On the Monday night that the murder took place, Phuong Ngo and his two hitmen attempted to set up a fake alibi. This involved false minutes to a staff meeting that they had attended earlier stating that they all had left much later, thus supposedly accounting for their whereabouts at the time of the murder.

The conspicuous green Fairlane with the assassins inside parked near John Newman’s home while Phuong Ngo waited with the Mekong Club’s Camry parked nearby. John Newman arrived home just after 9.30pm with his fiancée, Lucy Wang, and got out of the car. The bar attendant approached John Newman, fired four times, hitting him twice, and then fled back to the Fairlane, which took off with the Camry driven by Phuong Ngo in hot pursuit. The cars stopped at a service station, where Phuong Ngo took the pistol for disposal and the others made their way back to the Mekong Club. Ngo dumped the pistol in the Georges River and joined the others later.
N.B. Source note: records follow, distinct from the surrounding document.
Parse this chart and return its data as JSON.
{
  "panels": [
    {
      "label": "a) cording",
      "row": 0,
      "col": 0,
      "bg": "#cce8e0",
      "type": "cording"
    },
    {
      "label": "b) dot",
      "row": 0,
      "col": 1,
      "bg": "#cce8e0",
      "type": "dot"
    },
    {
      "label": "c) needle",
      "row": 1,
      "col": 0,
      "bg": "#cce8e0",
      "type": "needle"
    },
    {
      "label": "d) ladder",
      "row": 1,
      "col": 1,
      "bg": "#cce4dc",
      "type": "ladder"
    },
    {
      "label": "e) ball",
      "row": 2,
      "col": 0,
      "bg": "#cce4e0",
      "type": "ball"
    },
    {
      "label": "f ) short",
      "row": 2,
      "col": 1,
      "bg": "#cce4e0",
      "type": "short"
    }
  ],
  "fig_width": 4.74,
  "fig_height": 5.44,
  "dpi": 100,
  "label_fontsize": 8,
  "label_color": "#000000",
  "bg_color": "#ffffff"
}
Despite a mountain of circumstantial evidence and hearsay that pointed to Phuong Ngo and his associates as John Newman’s killers, and although they were questioned many times, there wasn’t enough hard evidence to convict them. It wasn’t until a 1998 coronial inquest into John Newman’s murder that it was decided that there was enough solid evidence to charge Phuong Ngo and his associates with murder. But even then it wasn’t going to be easy. The first trial was aborted and a second trial resulted in a hung jury.

Then the Crown hit the jackpot when Phuong Ngo’s former personnel manager at the Mekong Club decided to tell the court all he knew in return for indemnity from prosecution. In June 2001, Phuong Ngo was finally found guilty of John Newman’s murder and sent to jail for life with no possibility of parole. His two co-accused, who had actually carried out the murder but had also decided to roll over, were found not guilty and set free.

Phuong Ngo now resides in Goulburn Jail’s Supermax prison, which is reserved exclusively for New South Wales’ worst prisoners.